Dive Brief:
- The Medicare Shared Savings Program, a value-based care purchasing initiative that aims to link provider payments to cost and quality, saved Medicare $1.8 billion last year, according to the CMS.
- That marks the sixth consecutive year the program has generated overall savings, and it’s the second-highest annual savings for Medicare since the MSSP launched in 2012.
- About 63% of participating accountable care organizations earned payments for their performance last year, and ACOs that earned more shared savings tended to have low revenues, according to the agency.
Dive Insight:
ACOs under the Shared Savings Program are groups of healthcare providers who work together to provide coordinated care to Medicare beneficiaries, avoiding unnecessary services, medical errors and avoidable utilization to lower spending.
In 2022, low-revenue ACOs saw $228 per capita in net savings, more than high-revenue organizations with $140 per capita. Low-revenue ACOs made up largely of primary care clinicians saw $294 per capita in net savings, according to the CMS.
Organizations in the program include more than 573,000 clinicians who care for almost 11 million people insured under the federal program geared toward seniors. Earlier this year, the agency said three of the government’s accountable care programs — which includes MSSP, ACO REACH and Kidney Care Choices — will cover more than 13.2 million people this year.
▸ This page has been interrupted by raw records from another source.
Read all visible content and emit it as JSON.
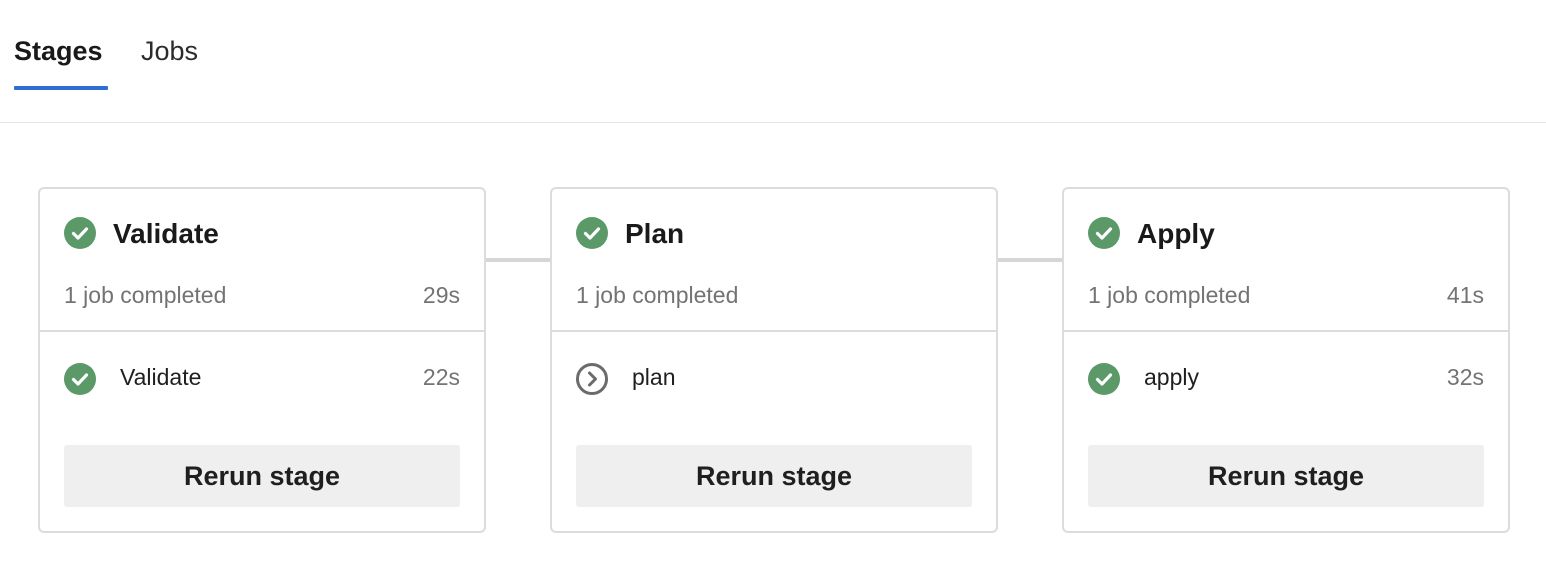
{
  "tabs": [
    {
      "label": "Stages",
      "active": true
    },
    {
      "label": "Jobs",
      "active": false
    }
  ],
  "colors": {
    "success": "#5b9a68",
    "skipped": "#6b6b6b",
    "tab_accent": "#2f6fd1"
  },
  "stages": [
    {
      "title": "Validate",
      "status_icon": "success-check-icon",
      "summary": "1 job completed",
      "duration": "29s",
      "job": {
        "name": "Validate",
        "status_icon": "success-check-icon",
        "duration": "22s"
      },
      "rerun_label": "Rerun stage"
    },
    {
      "title": "Plan",
      "status_icon": "success-check-icon",
      "summary": "1 job completed",
      "duration": "",
      "job": {
        "name": "plan",
        "status_icon": "skipped-chevron-icon",
        "duration": ""
      },
      "rerun_label": "Rerun stage"
    },
    {
      "title": "Apply",
      "status_icon": "success-check-icon",
      "summary": "1 job completed",
      "duration": "41s",
      "job": {
        "name": "apply",
        "status_icon": "success-check-icon",
        "duration": "32s"
      },
      "rerun_label": "Rerun stage"
    }
  ]
}
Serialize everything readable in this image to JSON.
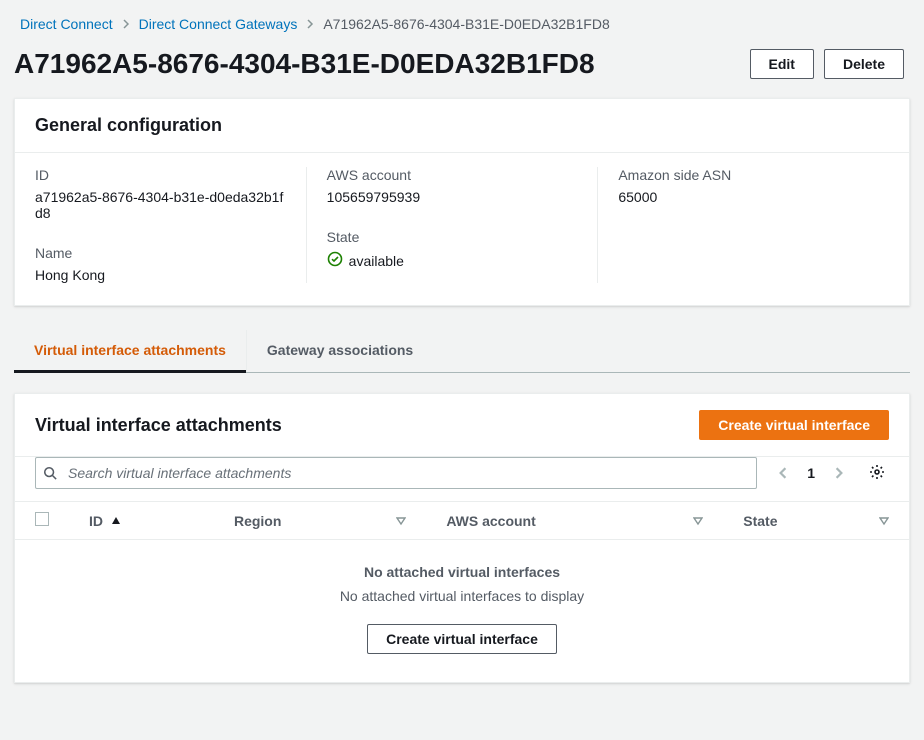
{
  "breadcrumb": {
    "root": "Direct Connect",
    "section": "Direct Connect Gateways",
    "current": "A71962A5-8676-4304-B31E-D0EDA32B1FD8"
  },
  "page": {
    "title": "A71962A5-8676-4304-B31E-D0EDA32B1FD8",
    "edit_label": "Edit",
    "delete_label": "Delete"
  },
  "general_config": {
    "panel_title": "General configuration",
    "id_label": "ID",
    "id_value": "a71962a5-8676-4304-b31e-d0eda32b1fd8",
    "name_label": "Name",
    "name_value": "Hong Kong",
    "account_label": "AWS account",
    "account_value": "105659795939",
    "state_label": "State",
    "state_value": "available",
    "asn_label": "Amazon side ASN",
    "asn_value": "65000"
  },
  "tabs": {
    "attachments": "Virtual interface attachments",
    "associations": "Gateway associations"
  },
  "vif_panel": {
    "panel_title": "Virtual interface attachments",
    "create_label": "Create virtual interface",
    "search_placeholder": "Search virtual interface attachments",
    "page_number": "1",
    "columns": {
      "id": "ID",
      "region": "Region",
      "account": "AWS account",
      "state": "State"
    },
    "empty": {
      "title": "No attached virtual interfaces",
      "subtitle": "No attached virtual interfaces to display",
      "action": "Create virtual interface"
    }
  },
  "colors": {
    "link": "#0073bb",
    "primary": "#ec7211",
    "success": "#1d8102"
  }
}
The CMS wants all traditional Medicare beneficiaries to be in an accountable care relationship by 2030. Earlier this year, CMS proposed updating the MSSP to include more people who receive care from nurse practitioners, physician assistants and clinical nurse specialists as well as changing benchmark methodology to encourage ACOs to care for medically complex beneficiaries.
Proponents of the program say the agency’s report shows that the government should double down on ACOs. The National Association of ACOs argued Congress should encourage participation in MSSP and other value-based care models by extending incentive payments for risk-bearing ACOs.
“Every year, the body of data on how ACOs are improving our fragmented health system grows, and this year is no different,” Clif Gaus, president and CEO of NAACOS, said in a statement. “ACOs continue to provide more of what patients want and deserve — affordable, high-quality, coordinated and personalized care.”
But participation in MSSP has fallen over the past several years. Participation peaked in 2018 with 561 organizations, and data from the CMS shows 482 ACOs were included last year. According to a release from January, 456 are participating in the program in 2023. The CMS argues changes from a recent payment rule will boost growth in the program.